On an emergency stop at the town of Albany, Margaret was rushed to the Albany Hospital where David Cutsforth was born – one of three children the couple would have.

Wanting a stable education for his family, and a steady home life, Lee Cutsforth bought a small bungalow on Miller Street in Sellwood in 1921, where he was able to take the streetcar down to the Brooklyn Railyard shops.

Lee was allowed by Southern Pacific to ride the train anywhere free of charge, so most of the family vacations were taken by rail. It wasn't until 1932 that family members convinced Lee to buy his first car; and vacations were thereafter never the same.

Three years later, with a growing family, the Cutsfort's enlarged their little house on Miller Street, adding an upper floor for the boys David and Curt. Their sister Verna had a room downstairs, away from her rowdy brothers. David and Curt became track champions at Sellwood School, and later starred on the Washington High track squad.

David began caddying at the Waverley Golf Club, working as a looper. The caddy shack was located near the old clubhouse at 11th and S.E. Ochoco, where the young caddies waited patiently – playing cards, or brushing up on their putting skills – until a call from the main clubhouse, 300 yards away, requested a caddy.

In 1941, the United States was faced with another impending World War. While Lee was too old to be drafted into the conflict, both of his boys – David and Curtis – answered the call for their nation. Both were commissioned Ensigns in the Naval Reserve, with David becoming a lieutenant on a P.T. boat in the South Pacific.
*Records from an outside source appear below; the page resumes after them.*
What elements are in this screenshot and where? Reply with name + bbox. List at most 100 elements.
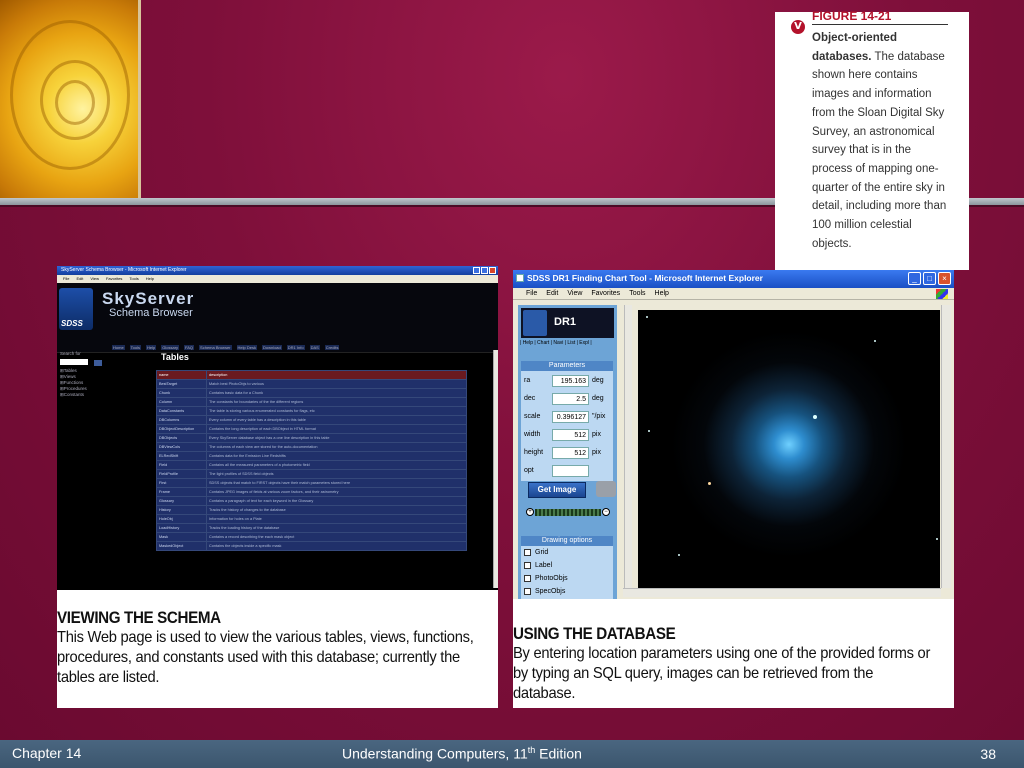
table-row[interactable]: Glossary Contains a paragraph of text for… bbox=[156, 496, 467, 506]
dec-field[interactable]: 2.5 bbox=[552, 393, 589, 405]
table-row[interactable]: Chunk Contains basic data for a Chunk bbox=[156, 388, 467, 398]
menu-tools[interactable]: Tools bbox=[629, 290, 645, 297]
checkbox[interactable] bbox=[524, 575, 531, 582]
table-row[interactable]: HoleObj Information for holes on a Plate bbox=[156, 514, 467, 524]
table-name-link[interactable]: DBColumns bbox=[156, 415, 207, 425]
table-row[interactable]: BestTarget Match best PhotoObjs to variou… bbox=[156, 379, 467, 389]
menu-edit[interactable]: Edit bbox=[546, 290, 558, 297]
zoom-in-icon[interactable]: + bbox=[526, 508, 534, 516]
table-row[interactable]: LoadHistory Tracks the loading history of… bbox=[156, 523, 467, 533]
opt-field[interactable] bbox=[552, 465, 589, 477]
table-row[interactable]: MaskedObject Contains the objects inside … bbox=[156, 541, 467, 551]
table-name-link[interactable]: DataConstants bbox=[156, 406, 207, 416]
table-row[interactable]: DBObjects Every SkyServer database object… bbox=[156, 433, 467, 443]
search-button[interactable] bbox=[94, 360, 102, 366]
table-row[interactable]: Field Contains all the measured parameter… bbox=[156, 460, 467, 470]
nav-schema-browser[interactable]: Schema Browser bbox=[199, 345, 232, 350]
nav-faq[interactable]: FAQ bbox=[184, 345, 195, 350]
table-name-link[interactable]: History bbox=[156, 505, 207, 515]
menu-edit[interactable]: Edit bbox=[76, 276, 83, 281]
menu-favorites[interactable]: Favorites bbox=[591, 290, 620, 297]
table-name-link[interactable]: Column bbox=[156, 397, 207, 407]
table-name-link[interactable]: DBObjectDescription bbox=[156, 424, 207, 434]
nav-home[interactable]: Home bbox=[112, 345, 125, 350]
table-row[interactable]: Column The constants for boundaries of th… bbox=[156, 397, 467, 407]
menu-view[interactable]: View bbox=[90, 276, 99, 281]
table-name-link[interactable]: First bbox=[156, 478, 207, 488]
table-name-link[interactable]: Frame bbox=[156, 487, 207, 497]
table-name-link[interactable]: Mask bbox=[156, 532, 207, 542]
table-row[interactable]: History Tracks the history of changes to … bbox=[156, 505, 467, 515]
table-row[interactable]: First SDSS objects that match to FIRST ob… bbox=[156, 478, 467, 488]
menu-view[interactable]: View bbox=[567, 290, 582, 297]
height-field[interactable]: 512 bbox=[552, 447, 589, 459]
width-field[interactable]: 512 bbox=[552, 429, 589, 441]
option-label[interactable]: Label bbox=[521, 559, 613, 572]
rose-image bbox=[0, 0, 138, 198]
checkbox[interactable] bbox=[524, 549, 531, 556]
vertical-scrollbar[interactable] bbox=[493, 350, 498, 588]
zoom-out-icon[interactable]: − bbox=[602, 508, 610, 516]
zoom-slider[interactable] bbox=[535, 508, 601, 516]
panel-scrollbar[interactable] bbox=[624, 305, 632, 588]
table-name-link[interactable]: MaskedObject bbox=[156, 541, 207, 551]
table-name-link[interactable]: Glossary bbox=[156, 496, 207, 506]
option-photoobjs[interactable]: PhotoObjs bbox=[521, 572, 613, 585]
maximize-button[interactable]: □ bbox=[923, 272, 936, 285]
minimize-button[interactable] bbox=[473, 267, 480, 274]
nav-tools[interactable]: Tools bbox=[129, 345, 142, 350]
site-title: SkyServer bbox=[102, 289, 195, 308]
nav-das[interactable]: DAS bbox=[309, 345, 320, 350]
table-row[interactable]: Mask Contains a record describing the eac… bbox=[156, 532, 467, 542]
table-row[interactable]: Frame Contains JPEG images of fields at v… bbox=[156, 487, 467, 497]
table-row[interactable]: ELRedShift Contains data for the Emission… bbox=[156, 451, 467, 461]
table-name-link[interactable]: Chunk bbox=[156, 388, 207, 398]
param-opt: opt bbox=[521, 463, 613, 479]
menu-help[interactable]: Help bbox=[655, 290, 669, 297]
table-name-link[interactable]: ELRedShift bbox=[156, 451, 207, 461]
dr1-title: DR1 bbox=[554, 316, 577, 328]
nav-credits[interactable]: Credits bbox=[324, 345, 340, 350]
table-name-link[interactable]: DBViewCols bbox=[156, 442, 207, 452]
table-row[interactable]: DBObjectDescription Contains the long des… bbox=[156, 424, 467, 434]
table-row[interactable]: DBViewCols The columns of each view are s… bbox=[156, 442, 467, 452]
menu-help[interactable]: Help bbox=[146, 276, 154, 281]
sidebar-item-constants[interactable]: ⊞Constants bbox=[60, 392, 110, 398]
nav-glossary[interactable]: Glossary bbox=[161, 345, 180, 350]
horizontal-scrollbar[interactable] bbox=[623, 588, 941, 597]
site-nav: Home Tools Help Glossary FAQ Schema Browser He… bbox=[112, 345, 344, 350]
table-name-link[interactable]: DBObjects bbox=[156, 433, 207, 443]
table-row[interactable]: DataConstants The table is storing variou… bbox=[156, 406, 467, 416]
option-specobjs[interactable]: SpecObjs bbox=[521, 585, 613, 598]
close-button[interactable]: × bbox=[938, 272, 951, 285]
close-button[interactable] bbox=[489, 267, 496, 274]
checkbox[interactable] bbox=[524, 562, 531, 569]
option-grid[interactable]: Grid bbox=[521, 546, 613, 559]
ra-field[interactable]: 195.163 bbox=[552, 375, 589, 387]
menu-tools[interactable]: Tools bbox=[129, 276, 138, 281]
get-image-button[interactable]: Get Image bbox=[528, 482, 586, 498]
nav-help[interactable]: Help bbox=[146, 345, 157, 350]
nav-dr1-info[interactable]: DR1 Info bbox=[286, 345, 305, 350]
nav-download[interactable]: Download bbox=[261, 345, 282, 350]
table-name-link[interactable]: LoadHistory bbox=[156, 523, 207, 533]
search-input[interactable] bbox=[60, 359, 88, 365]
zoom-control[interactable]: + − bbox=[526, 508, 610, 516]
panel-links[interactable]: | Help | Chart | Navi | List | Expl | bbox=[520, 340, 592, 346]
table-row[interactable]: FieldProfile The light profiles of SDSS f… bbox=[156, 469, 467, 479]
scale-field[interactable]: 0.396127 bbox=[552, 411, 589, 423]
table-name-link[interactable]: HoleObj bbox=[156, 514, 207, 524]
image-scrollbar[interactable] bbox=[941, 305, 951, 588]
menu-favorites[interactable]: Favorites bbox=[106, 276, 122, 281]
maximize-button[interactable] bbox=[481, 267, 488, 274]
table-row[interactable]: DBColumns Every column of every table has… bbox=[156, 415, 467, 425]
minimize-button[interactable]: _ bbox=[908, 272, 921, 285]
nav-help-desk[interactable]: Help Desk bbox=[236, 345, 257, 350]
menu-file[interactable]: File bbox=[526, 290, 537, 297]
menu-file[interactable]: File bbox=[63, 276, 69, 281]
camera-icon[interactable] bbox=[596, 481, 616, 497]
table-name-link[interactable]: Field bbox=[156, 460, 207, 470]
table-name-link[interactable]: BestTarget bbox=[156, 379, 207, 389]
table-name-link[interactable]: FieldProfile bbox=[156, 469, 207, 479]
checkbox[interactable] bbox=[524, 588, 531, 595]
Their mother Margaret also contributed to the cause, starting a victory garden in the backyard, where she grew vegetable and fruits to support the family, and also was selected as an Air Raid Warden, making sure the neighbors complied with war restrictions in her section of Sellwood.

When the boys returned after the war was over, they married and started their own families – getting together with Lee and Margaret at Christmas or for summer visits.
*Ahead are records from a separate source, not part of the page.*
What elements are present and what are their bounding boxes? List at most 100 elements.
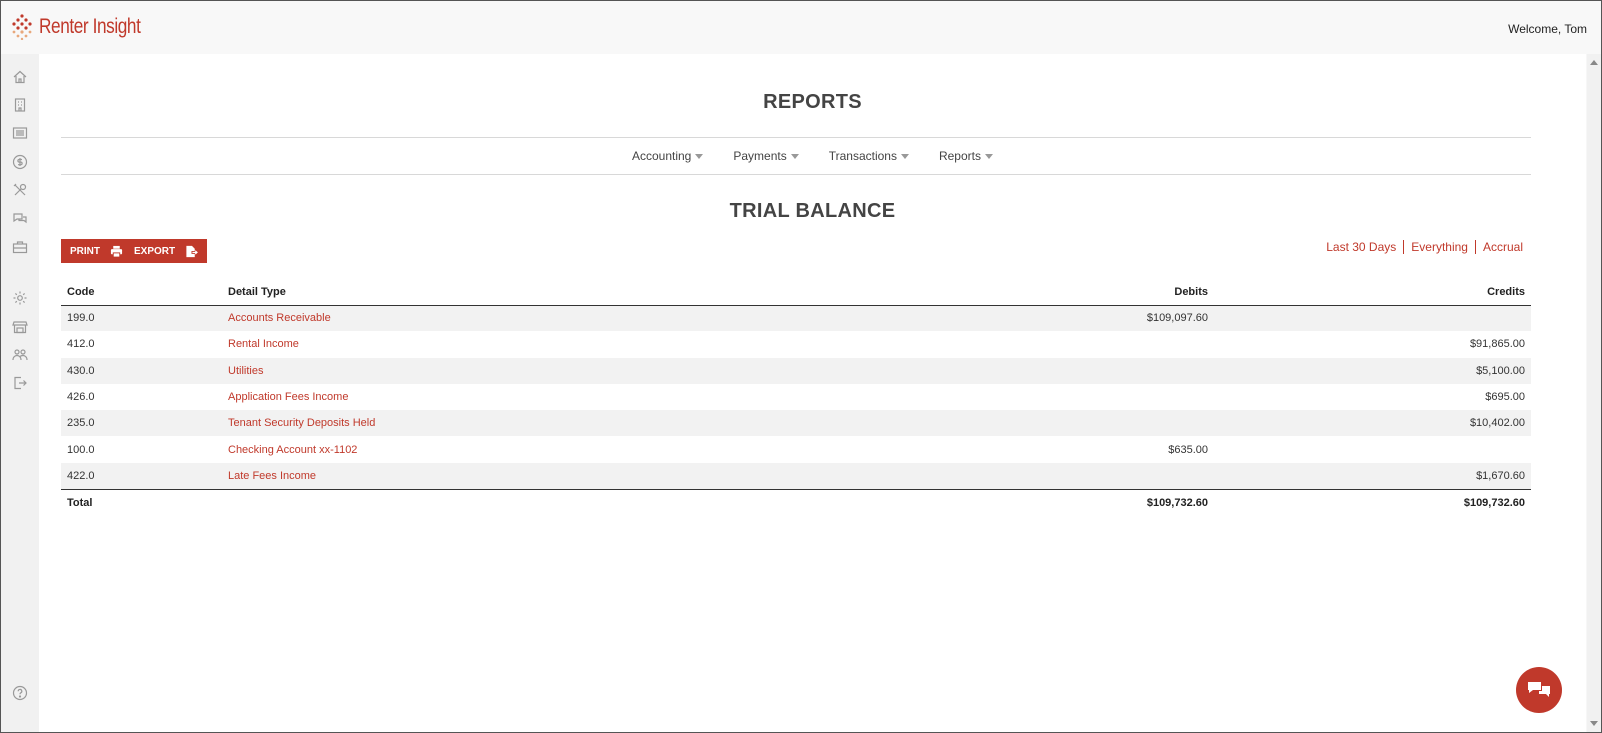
table-row: 426.0 Application Fees Income $695.00	[61, 384, 1531, 410]
total-credits: $109,732.60	[1214, 488, 1531, 517]
nav-label: Payments	[733, 149, 787, 163]
caret-down-icon	[985, 153, 993, 159]
users-icon[interactable]	[11, 346, 29, 364]
dollar-icon[interactable]	[11, 153, 29, 171]
account-link[interactable]: Rental Income	[228, 338, 299, 350]
vertical-scrollbar[interactable]	[1587, 54, 1601, 732]
divider	[61, 137, 1531, 138]
filter-date-range[interactable]: Last 30 Days	[1319, 240, 1403, 254]
cell-debits	[894, 357, 1214, 384]
table-row: 422.0 Late Fees Income $1,670.60	[61, 462, 1531, 490]
report-filters: Last 30 Days Everything Accrual	[1319, 240, 1530, 254]
gear-icon[interactable]	[11, 289, 29, 307]
chat-widget-button[interactable]	[1516, 667, 1562, 713]
cell-code: 430.0	[61, 357, 222, 384]
cell-code: 422.0	[61, 462, 222, 490]
divider	[61, 174, 1531, 175]
briefcase-icon[interactable]	[11, 238, 29, 256]
welcome-text[interactable]: Welcome, Tom	[1508, 22, 1587, 36]
total-debits: $109,732.60	[894, 488, 1214, 517]
filter-scope[interactable]: Everything	[1403, 240, 1475, 254]
export-file-icon	[186, 245, 199, 257]
cell-credits	[1214, 305, 1531, 332]
cell-detail: Late Fees Income	[222, 462, 894, 490]
logo[interactable]: Renter Insight	[10, 14, 163, 40]
cell-code: 426.0	[67, 391, 95, 404]
main-content: REPORTS Accounting Payments Transactions…	[39, 54, 1586, 732]
app-window: Renter Insight Welcome, Tom REPORTS Acco…	[0, 0, 1602, 733]
col-debits: Debits	[894, 278, 1214, 306]
cell-credits: $10,402.00	[1214, 410, 1531, 437]
help-icon[interactable]	[11, 684, 29, 702]
report-title: TRIAL BALANCE	[729, 200, 896, 222]
building-icon[interactable]	[11, 96, 29, 114]
nav-reports[interactable]: Reports	[939, 149, 993, 163]
caret-down-icon	[900, 153, 909, 159]
cell-debits	[894, 410, 1214, 437]
cell-code: 235.0	[61, 410, 222, 437]
export-label: EXPORT	[134, 245, 176, 257]
nav-transactions[interactable]: Transactions	[829, 149, 909, 163]
cell-detail: Application Fees Income	[222, 384, 894, 410]
account-link[interactable]: Accounts Receivable	[228, 312, 331, 324]
col-credits: Credits	[1214, 278, 1531, 306]
filter-basis[interactable]: Accrual	[1474, 240, 1530, 254]
cell-detail: Accounts Receivable	[222, 305, 894, 332]
nav-payments[interactable]: Payments	[733, 149, 799, 163]
account-link[interactable]: Utilities	[228, 365, 263, 377]
top-bar: Renter Insight Welcome, Tom	[1, 1, 1601, 54]
logo-diamond-icon	[12, 14, 32, 40]
scroll-down-arrow-icon[interactable]	[1590, 721, 1598, 726]
cell-detail: Utilities	[222, 357, 894, 384]
total-row: Total $109,732.60 $109,732.60	[61, 488, 1531, 517]
cell-detail: Checking Account xx-1102	[222, 436, 894, 462]
cell-debits	[894, 331, 1214, 357]
table-row: 412.0 Rental Income $91,865.00	[61, 331, 1531, 357]
logout-icon[interactable]	[11, 374, 29, 392]
account-link[interactable]: Application Fees Income	[228, 391, 348, 403]
sidebar	[1, 54, 39, 732]
cell-credits	[1214, 436, 1531, 462]
list-icon[interactable]	[11, 124, 29, 142]
export-button[interactable]: EXPORT	[125, 239, 208, 263]
table-row: 199.0 Accounts Receivable $109,097.60	[61, 305, 1531, 332]
col-code: Code	[61, 278, 222, 306]
total-label: Total	[61, 488, 222, 517]
table-header-row: Code Detail Type Debits Credits	[61, 278, 1531, 306]
account-link[interactable]: Tenant Security Deposits Held	[228, 417, 375, 429]
table-row: 235.0 Tenant Security Deposits Held $10,…	[61, 410, 1531, 437]
cell-detail: Rental Income	[222, 331, 894, 357]
nav-label: Transactions	[828, 149, 897, 163]
print-button[interactable]: PRINT	[61, 239, 132, 263]
caret-down-icon	[695, 153, 704, 159]
cell-code: 100.0	[67, 443, 95, 456]
printer-icon	[110, 245, 123, 258]
trial-balance-table: Code Detail Type Debits Credits 199.0 Ac…	[61, 278, 1531, 517]
chat-icon[interactable]	[11, 210, 29, 228]
account-link[interactable]: Late Fees Income	[228, 470, 316, 482]
reports-nav: Accounting Payments Transactions Reports	[39, 149, 1586, 163]
cell-credits: $1,670.60	[1214, 462, 1531, 490]
home-icon[interactable]	[11, 68, 29, 86]
cell-credits: $5,100.00	[1214, 357, 1531, 384]
nav-accounting[interactable]: Accounting	[631, 149, 704, 163]
nav-label: Reports	[938, 149, 981, 163]
cell-debits: $109,097.60	[894, 305, 1214, 332]
nav-label: Accounting	[631, 149, 692, 163]
table-row: 100.0 Checking Account xx-1102 $635.00	[61, 436, 1531, 462]
print-label: PRINT	[70, 245, 100, 257]
caret-down-icon	[790, 153, 799, 159]
store-icon[interactable]	[11, 318, 29, 336]
cell-detail-empty	[222, 488, 894, 517]
account-link[interactable]: Checking Account xx-1102	[228, 444, 357, 456]
chat-bubbles-icon	[1528, 682, 1550, 697]
cell-debits: $635.00	[1168, 443, 1208, 456]
tools-icon[interactable]	[11, 181, 29, 199]
cell-code: 412.0	[67, 338, 95, 351]
cell-debits	[894, 462, 1214, 490]
scroll-up-arrow-icon[interactable]	[1590, 60, 1598, 65]
col-detail-type: Detail Type	[222, 278, 894, 306]
cell-credits: $695.00	[1485, 391, 1525, 404]
cell-code: 199.0	[61, 305, 222, 332]
table-row: 430.0 Utilities $5,100.00	[61, 357, 1531, 384]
Tom and CeCe Cutsforth, grandchildren to Margaret and Lee, know many of the fascinating family stories. CeCe has collected hundreds of photos, and added important texts for family members to review, while Tom has spent endless hours listening to the tales told to him by their father David, and their Uncle Curt Cutsforth.

During his teenage years Tom happily recalls visiting Sellwood Park. Just like his father, Tom spent hot summer days splashing around the Sellwood Pool with its unheated water, and buying candy and snacks at the Soders Brothers candy store on the northeast corner of Miller and S.E. 7th. Weekends at Oaks Park were also on the schedule, with its dazzling Roller Coaster and Mystic Fun House. As Tom fondly recalls, "Where else could you spend all day, and buy a drink and a hot dog for only a quarter?"

In their retirement, Lee and Margaret spent time growing dahlias in the back yard or catching fish on the Willamette. In 1968, while catching a 10 lb. spring chinook off the docks in Sellwood, Lee was stricken and passed away, enjoying his fishing passion to the end.

Margaret, still living in the house in which she had raised her family since 1921, passed away in 1976.

At the end of family's history album, CeCe Cutsforth summarized why family is so special to her. And she reflected, in her closing lines: "Only years later did I come to understand that the Women's Athletic Association my grandmother led in 1915 may have made it easier for her great granddaughter to participate in University of Oregon sports in 2007!"